JULY 02, 2015 - THURSDAY 13TH WEEK

GENESIS 22:1-19; MATTHEW 9:1-8

"GOD PUT ABRAHAM TO THE TEST."   This first reading today is the most impressive emotionally of the Hebrew Bible.   Abraham is commanded by God to slay the son who gave hope to his life and significance.   How strong and evident that command was that he felt constrained to obey at the cost of his one human hope for a happy future.   His trust in God, however, proved stronger than his most cherished natural affection.

He could not be consoled by awareness that he was serving as a prophet of the far greater sacrifice of the Son of God in the distant future.   Yet it is this prophetic role of his consent to such a fearsome deed that endows the experience with its full meaning.   The event is so effectively described in vivid detail that we readily enter into it as it unfolds.   We feel the tension mounting as the stages of the trip to the mount unfold.   Having found His servant unwavering, at the last moment God Himself intervenes to save the son.   The ending is a happy one, giving all the more appreciation to the father and his delivered son of the special care of their Creator.   Tradition understood that, nonetheless, Isaac was marked by it all his life.   His way of life became remarkably domestic once he married and brought his wife back to his family home.   He settled in, centering the remainder of his days on domestic concerns.   Surrounded by an increasingly large family, his interests were limited by care for them.   In the end it was his son Joseph who preserved his old age at a time of famine.

The Catholic fathers had no hesitation is seeing this deliverance of Isaac as a prophecy of the future resurrection of Jesus.   Isaac, after all, after a full life, died and was buried in a well-remembered and honored tomb.

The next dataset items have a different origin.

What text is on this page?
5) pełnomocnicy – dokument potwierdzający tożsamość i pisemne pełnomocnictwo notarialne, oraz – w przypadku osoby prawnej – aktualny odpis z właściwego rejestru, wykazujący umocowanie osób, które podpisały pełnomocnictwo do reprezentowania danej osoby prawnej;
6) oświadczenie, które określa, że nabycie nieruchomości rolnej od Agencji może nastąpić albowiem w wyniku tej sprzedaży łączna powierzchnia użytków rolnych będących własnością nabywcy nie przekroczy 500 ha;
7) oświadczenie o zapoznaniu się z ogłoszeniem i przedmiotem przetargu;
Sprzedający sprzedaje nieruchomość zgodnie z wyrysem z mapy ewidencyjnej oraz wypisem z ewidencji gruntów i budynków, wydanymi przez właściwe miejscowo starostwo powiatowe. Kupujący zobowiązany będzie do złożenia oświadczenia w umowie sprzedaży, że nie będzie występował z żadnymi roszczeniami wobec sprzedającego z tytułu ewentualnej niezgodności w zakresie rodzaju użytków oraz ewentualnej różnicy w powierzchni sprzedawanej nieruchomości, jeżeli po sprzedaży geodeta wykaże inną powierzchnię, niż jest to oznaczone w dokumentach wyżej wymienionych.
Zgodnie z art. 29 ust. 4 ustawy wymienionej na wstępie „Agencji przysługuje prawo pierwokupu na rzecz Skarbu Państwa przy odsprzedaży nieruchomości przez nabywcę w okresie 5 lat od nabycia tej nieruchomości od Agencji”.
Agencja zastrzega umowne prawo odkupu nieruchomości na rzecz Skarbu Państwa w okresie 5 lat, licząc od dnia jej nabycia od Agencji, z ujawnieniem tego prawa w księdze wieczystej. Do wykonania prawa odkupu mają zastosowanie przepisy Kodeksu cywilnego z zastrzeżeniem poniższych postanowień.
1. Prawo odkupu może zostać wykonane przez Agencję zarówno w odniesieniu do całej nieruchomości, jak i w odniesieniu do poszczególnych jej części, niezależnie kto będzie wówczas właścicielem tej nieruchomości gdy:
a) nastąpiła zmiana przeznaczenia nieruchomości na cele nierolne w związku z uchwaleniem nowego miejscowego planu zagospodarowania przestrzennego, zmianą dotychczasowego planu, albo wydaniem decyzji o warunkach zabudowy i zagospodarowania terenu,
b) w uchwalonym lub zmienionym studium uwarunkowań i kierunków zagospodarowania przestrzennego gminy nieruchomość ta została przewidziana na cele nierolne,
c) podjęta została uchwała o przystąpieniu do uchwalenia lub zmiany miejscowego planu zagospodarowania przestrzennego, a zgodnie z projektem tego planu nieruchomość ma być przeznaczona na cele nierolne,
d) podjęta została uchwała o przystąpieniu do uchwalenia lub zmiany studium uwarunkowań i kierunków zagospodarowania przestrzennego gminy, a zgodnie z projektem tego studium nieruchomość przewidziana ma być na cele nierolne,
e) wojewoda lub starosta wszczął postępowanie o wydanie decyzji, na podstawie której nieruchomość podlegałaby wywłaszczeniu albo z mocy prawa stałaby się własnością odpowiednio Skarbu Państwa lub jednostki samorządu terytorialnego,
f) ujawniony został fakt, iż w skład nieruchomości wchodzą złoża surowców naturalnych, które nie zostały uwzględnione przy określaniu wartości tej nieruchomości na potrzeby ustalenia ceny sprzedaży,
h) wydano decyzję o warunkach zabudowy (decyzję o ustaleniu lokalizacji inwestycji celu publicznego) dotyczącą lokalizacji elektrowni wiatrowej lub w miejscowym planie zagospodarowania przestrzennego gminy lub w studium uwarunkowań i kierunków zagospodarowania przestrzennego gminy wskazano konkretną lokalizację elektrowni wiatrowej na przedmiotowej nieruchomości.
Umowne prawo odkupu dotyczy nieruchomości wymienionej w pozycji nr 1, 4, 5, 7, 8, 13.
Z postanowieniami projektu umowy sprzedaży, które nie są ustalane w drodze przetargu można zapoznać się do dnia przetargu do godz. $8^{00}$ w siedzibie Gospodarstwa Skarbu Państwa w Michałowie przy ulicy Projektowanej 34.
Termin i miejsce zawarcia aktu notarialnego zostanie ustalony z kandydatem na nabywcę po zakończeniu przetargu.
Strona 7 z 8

That Jesus' whole existence was lived in a higher world is implied even while fully participating in this material universe.   This appears already at his conception, and is made more evident in the course of his active ministry.   We observe this in today's Gospel text.

Jesus by way of healing a hopeless paralytic first made it clear that there was a higher power at work than physical.   He stated explicitly that he healed "that you may know that the son of man has authority on earth to forgive sins."   Just as Isaac is saved by divine intervention, so Jesus heals by divine authority.   He continues this grace here and now among us, in this Eucharist.